Orchid succession

Bug Orchid (Martin Kelsey)
For those who can tell, the colour of the plains and dehesas on this, April's last day, gives a signal. There is a realisation that the course is now set and the arid gold of summer is but countable days ahead. The landscape is still green, but the flowering grasses has pigmented the spring lushness with a lighter, softer, yellowish green...and it is irreversible this side of autumn. Spring feels intense, but short in Extremadura, a dizzy cascading unfurling of events and cycles. There is a visible succession, a phenology, across all life at this time. Wintering birds leave as summer visitors arrive, the different flight times of butterflies, the rolling sequence of colours of the flowers in the dehesas.  In a matter of just four weeks, the cycle of orchids has intensified: emerging spikes, flowering, setting seed and withering.
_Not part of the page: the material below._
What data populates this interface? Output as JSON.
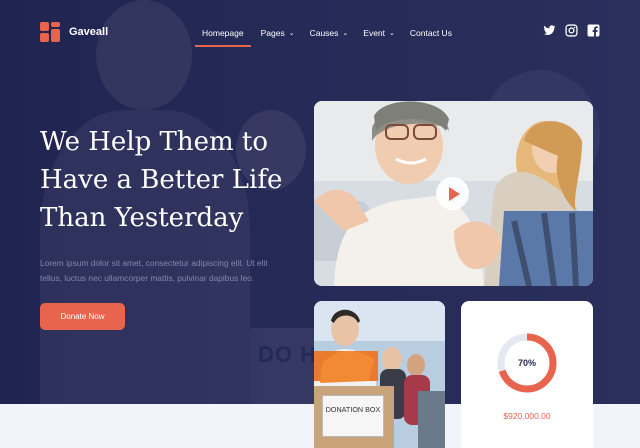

Species that accompanied me just a month ago, with their luring names: Sawfly, Mirror and Early Spider, gave way to Bug and Lax-flowered.

Tongue orchid (Martin Kelsey)

Now as we enter May, the Tongue Orchids poke their spikes through the strands of quaking grass, rigid whilst the grass stems around them bounce in the breeze.

For freshness now, an ascent is required to the deciduous woodlands of the Ibores and Gredos, brushed by the song of Western Bonelli's Warblers, where stands of Sulphur and Early Purple Orchids rise from the leaf litter in the dappled shade of the Sweet Chestnut grove.